Parametric 3D finite element analysis of FRCM-confined RC columns under eccentric loading

Abstract

Fiber reinforced cementitious matrix (FRCM) is emerging as a viable retrofit and confinement technique, in lieu of fiber reinforced polymer (FRP) system which suffers from a number of issues related to the use of synthetic binders. While many studies have been conducted on the use of FRCM in shear and flexural applications, few were dedicated to confinement of slender columns, particularly those related to finite element (FE) analysis. In this study, a nonlinear three-dimensional FE model has been developed to study the behavior of reinforced concrete (RC) columns confined by (FRCM) jackets, and loaded concentrically and eccentrically. Drucker-Prager (DP) concrete model, which has several improvements over traditional DP models, was used to model the concrete core. Composite failure in the fibers comprising FRCM system and column buckling were also considered in the developed FE model. The model was validated by comparing its predictions with those of three control and 8 FRCM-confined RC columns from literature.

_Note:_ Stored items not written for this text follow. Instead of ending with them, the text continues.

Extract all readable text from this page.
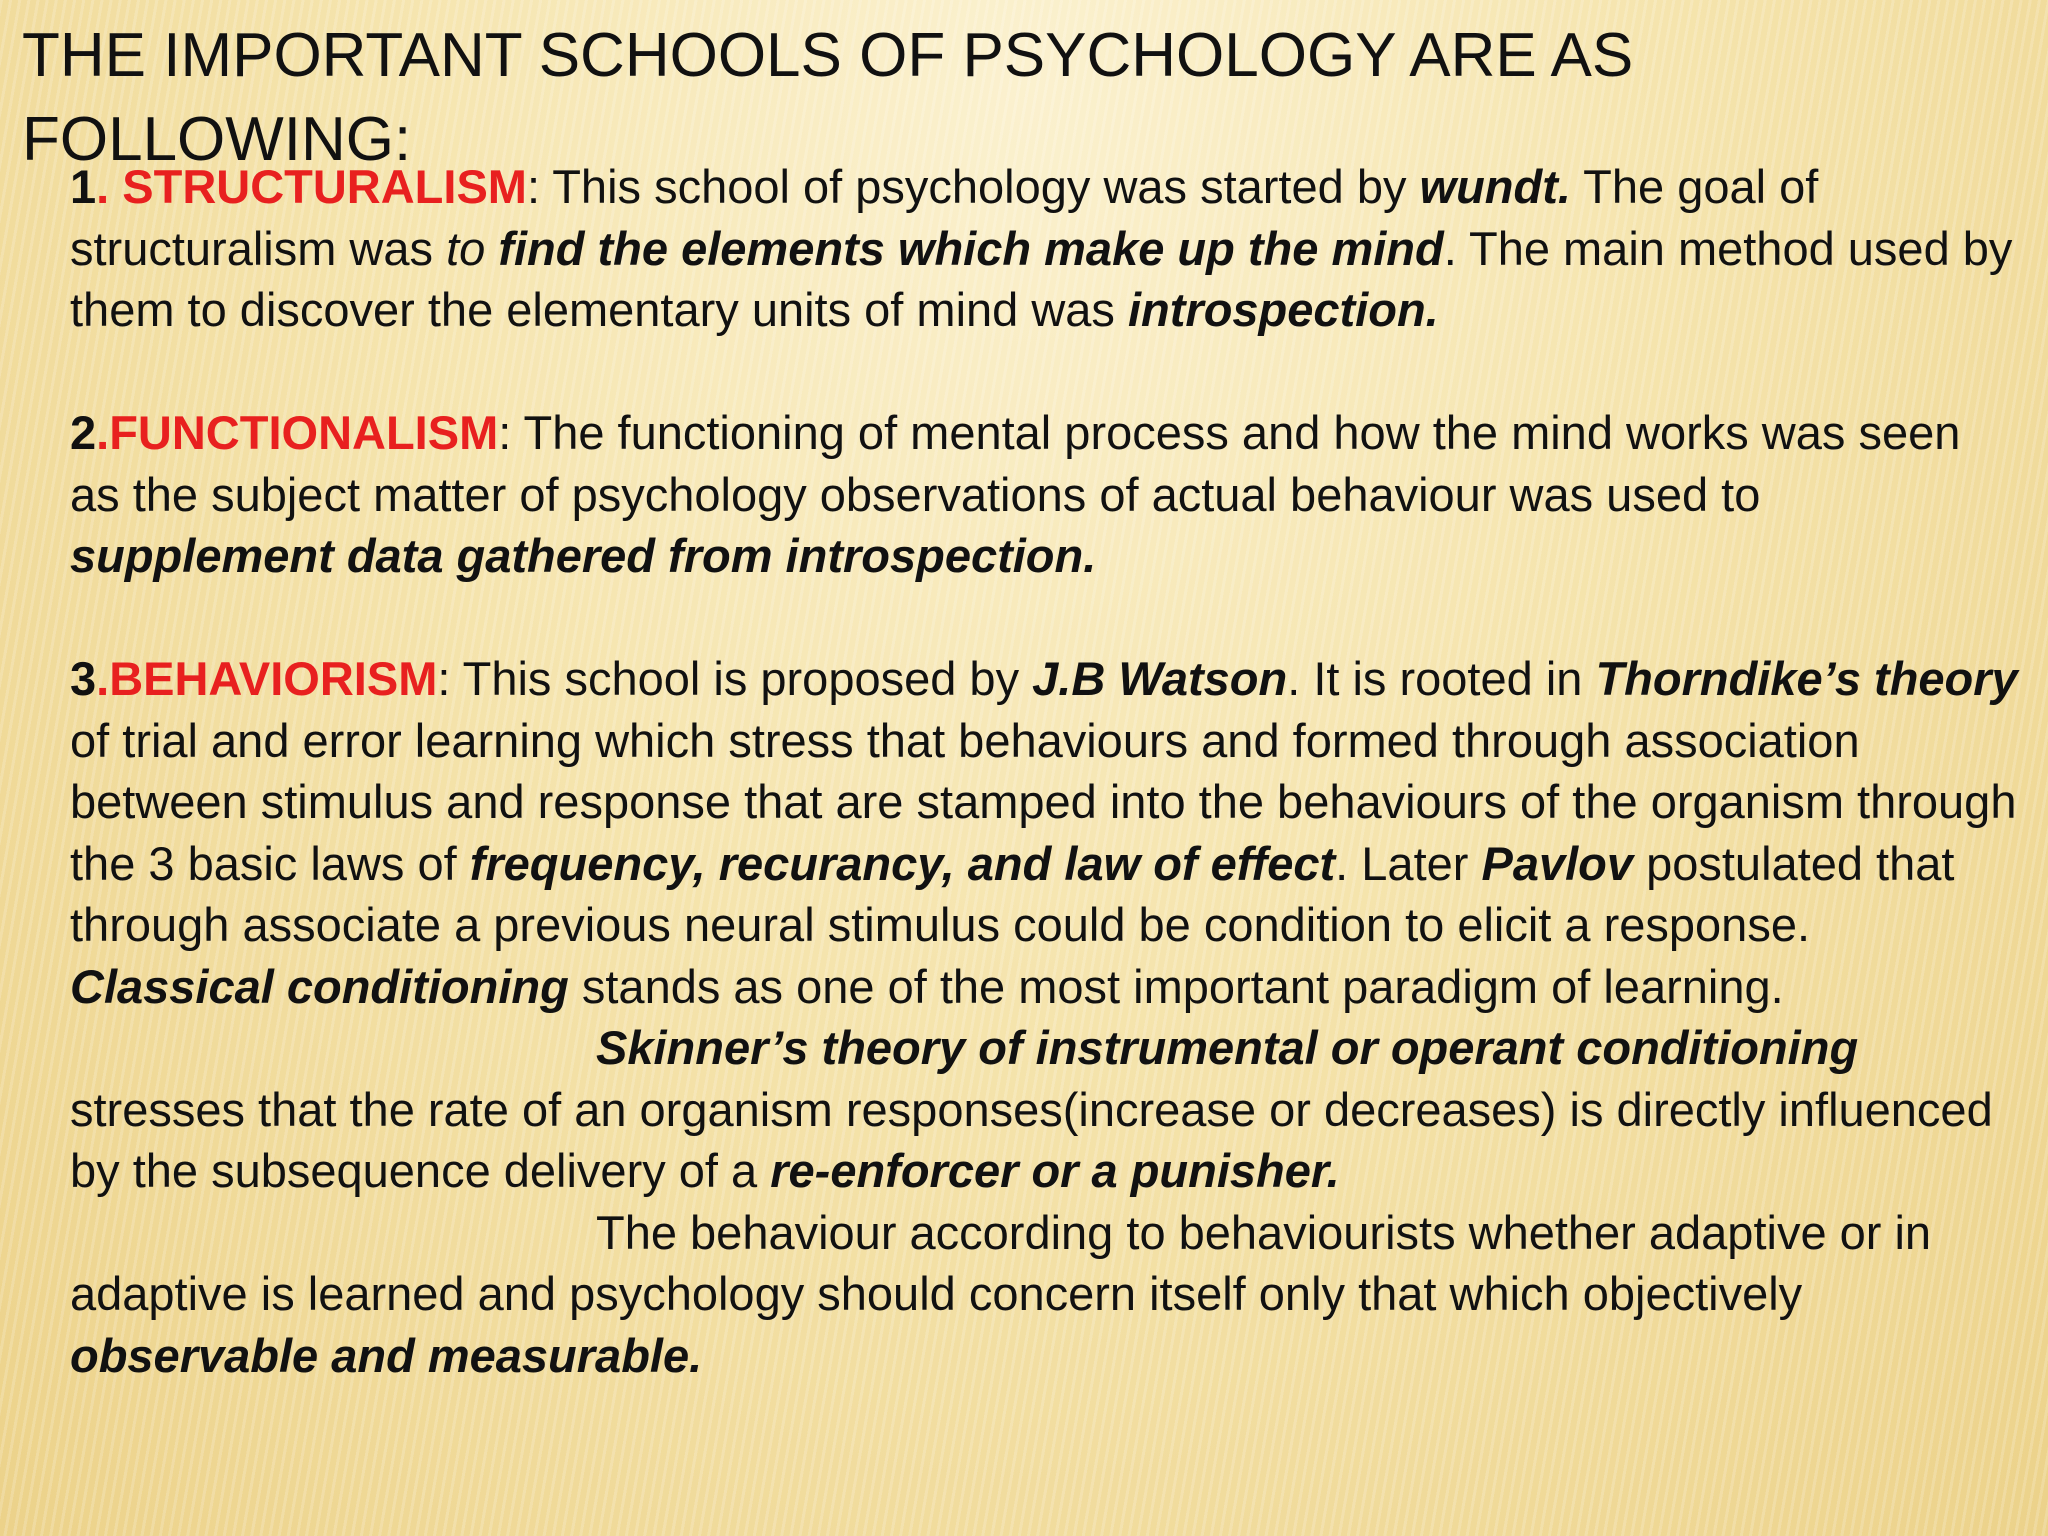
THE IMPORTANT SCHOOLS OF PSYCHOLOGY ARE AS FOLLOWING:

1. STRUCTURALISM: This school of psychology was started by wundt. The goal of structuralism was to find the elements which make up the mind. The main method used by them to discover the elementary units of mind was introspection.

2.FUNCTIONALISM: The functioning of mental process and how the mind works was seen as the subject matter of psychology observations of actual behaviour was used to supplement data gathered from introspection.

3.BEHAVIORISM: This school is proposed by J.B Watson. It is rooted in Thorndike’s theory of trial and error learning which stress that behaviours and formed through association between stimulus and response that are stamped into the behaviours of the organism through the 3 basic laws of frequency, recurancy, and law of effect. Later Pavlov postulated that through associate a previous neural stimulus could be condition to elicit a response. Classical conditioning stands as one of the most important paradigm of learning.
Skinner’s theory of instrumental or operant conditioning
stresses that the rate of an organism responses(increase or decreases) is directly influenced by the subsequence delivery of a re-enforcer or a punisher.
The behaviour according to behaviourists whether adaptive or in adaptive is learned and psychology should concern itself only that which objectively observable and measurable.
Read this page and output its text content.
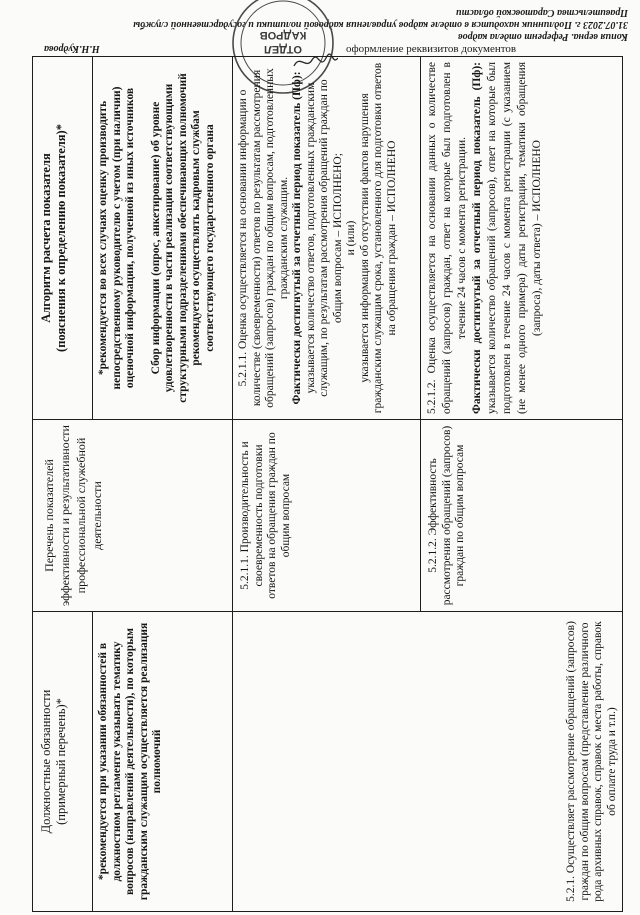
Н.Н.Кудрова
Копия верна. Референт отдела кадров
31.07.2023 г. Подлинник находится в отделе кадров управления кадровой политики и государственной службы
Правительства Саратовской области
ОТДЕЛ
КАДРОВ
оформление реквизитов документов
Должностные обязанности (примерный перечень)*
Перечень показателей эффективности и результативности профессиональной служебной деятельности
Алгоритм расчета показателя (пояснения к определению показателя)*

*рекомендуется при указании обязанностей в должностном регламенте указывать тематику вопросов (направлений деятельности), по которым гражданским служащим осуществляется реализация полномочий

*рекомендуется во всех случаях оценку производить непосредственному руководителю с учетом (при наличии) оценочной информации, полученной из иных источников Сбор информации (опрос, анкетирование) об уровне удовлетворенности в части реализации соответствующими структурными подразделениями обеспечивающих полномочий рекомендуется осуществлять кадровым службам соответствующего государственного органа

5.2.1. Осуществляет рассмотрение обращений (запросов) граждан по общим вопросам (представление различного рода архивных справок, справок с места работы, справок об оплате труда и т.п.)

5.2.1.1. Производительность и своевременность подготовки ответов на обращения граждан по общим вопросам

5.2.1.1. Оценка осуществляется на основании информации о количестве (своевременности) ответов по результатам рассмотрения обращений (запросов) граждан по общим вопросам, подготовленных гражданским служащим. Фактически достигнутый за отчетный период показатель (Пф): указывается количество ответов, подготовленных гражданским служащим, по результатам рассмотрения обращений граждан по общим вопросам – ИСПОЛНЕНО; и (или) указывается информация об отсутствии фактов нарушения гражданским служащим срока, установленного для подготовки ответов на обращения граждан – ИСПОЛНЕНО

5.2.1.2. Эффективность рассмотрения обращений (запросов) граждан по общим вопросам

5.2.1.2. Оценка осуществляется на основании данных о количестве обращений (запросов) граждан, ответ на которые был подготовлен в течение 24 часов с момента регистрации. Фактически достигнутый за отчетный период показатель (Пф): указывается количество обращений (запросов), ответ на которые был подготовлен в течение 24 часов с момента регистрации (с указанием (не менее одного примера) даты регистрации, тематики обращения (запроса), даты ответа) – ИСПОЛНЕНО
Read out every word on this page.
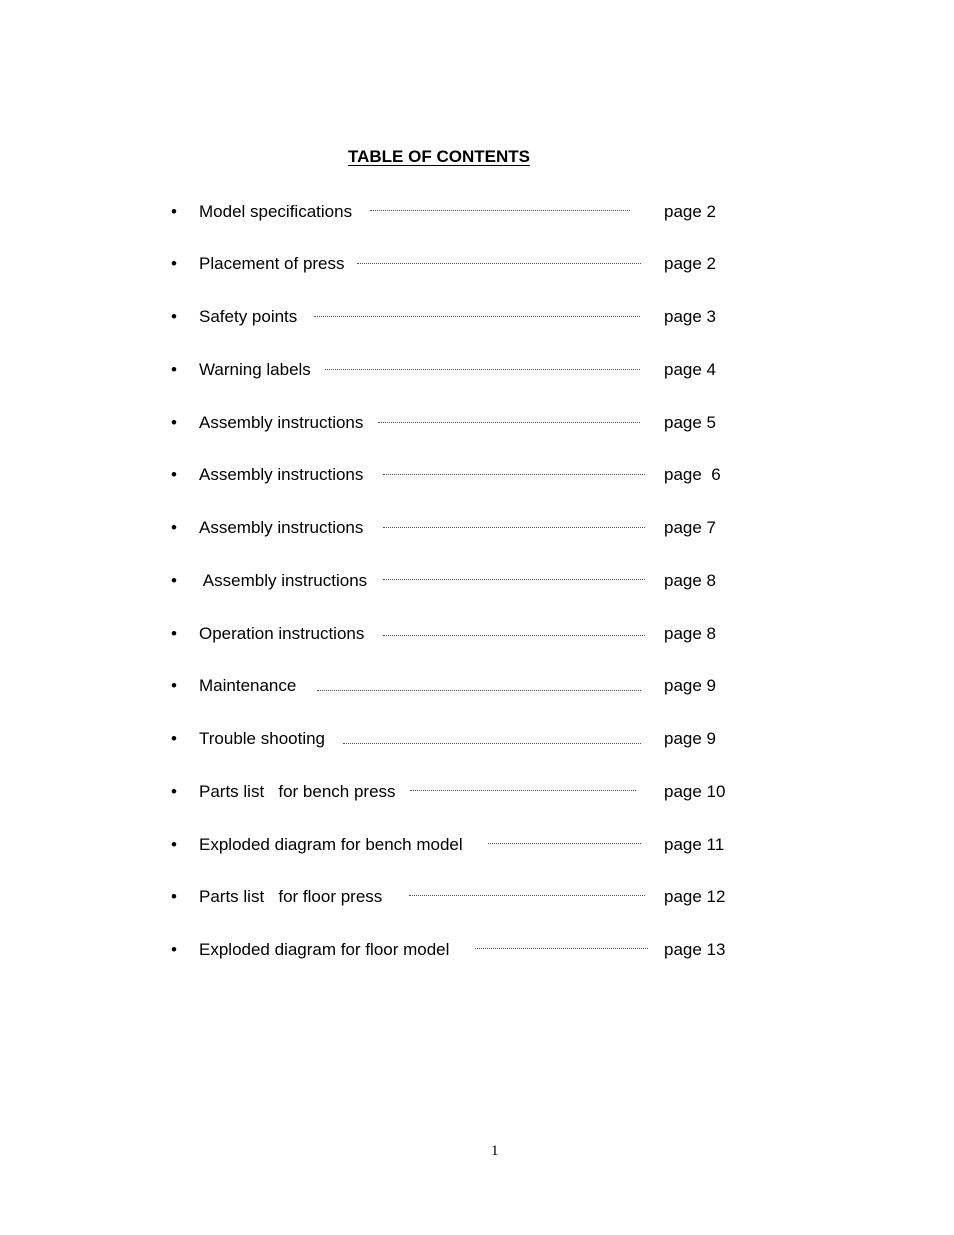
TABLE OF CONTENTS
• Model specifications	page 2
• Placement of press	page 2
• Safety points	page 3
• Warning labels	page 4
• Assembly instructions	page 5
• Assembly instructions	page  6
• Assembly instructions	page 7
• Assembly instructions	page 8
• Operation instructions	page 8
• Maintenance	page 9
• Trouble shooting	page 9
• Parts list   for bench press	page 10
• Exploded diagram for bench model	page 11
• Parts list   for floor press	page 12
• Exploded diagram for floor model	page 13
1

Consequently, a parametric study utilizing 96 additional models, was performed on five parameters, namely: cross-sectional shape (square, circle, hexagon, and octagon), and for rectangular columns; aspect (h/b) ranging from 0.5 to 3, at 0.5 increment; slenderness (KL/r) ratio, considering four values, 10, 25, 50, and 75; load eccentricity (e) as a ratio (e/h) to side length (h), varying from 0 to 2.5; and concrete compressive strength (f́c), studying three values: 20, 35, and 50 MPa. Effects of these parameters on the column’s maximum load (Pmax) and general behavior, are discussed in details in Section 6 and summarised in the conclusions part. In general, Pmax increased by 0–32% as a result of applying one layer of FRCM jacket, and showed great dependence on the examined parameters.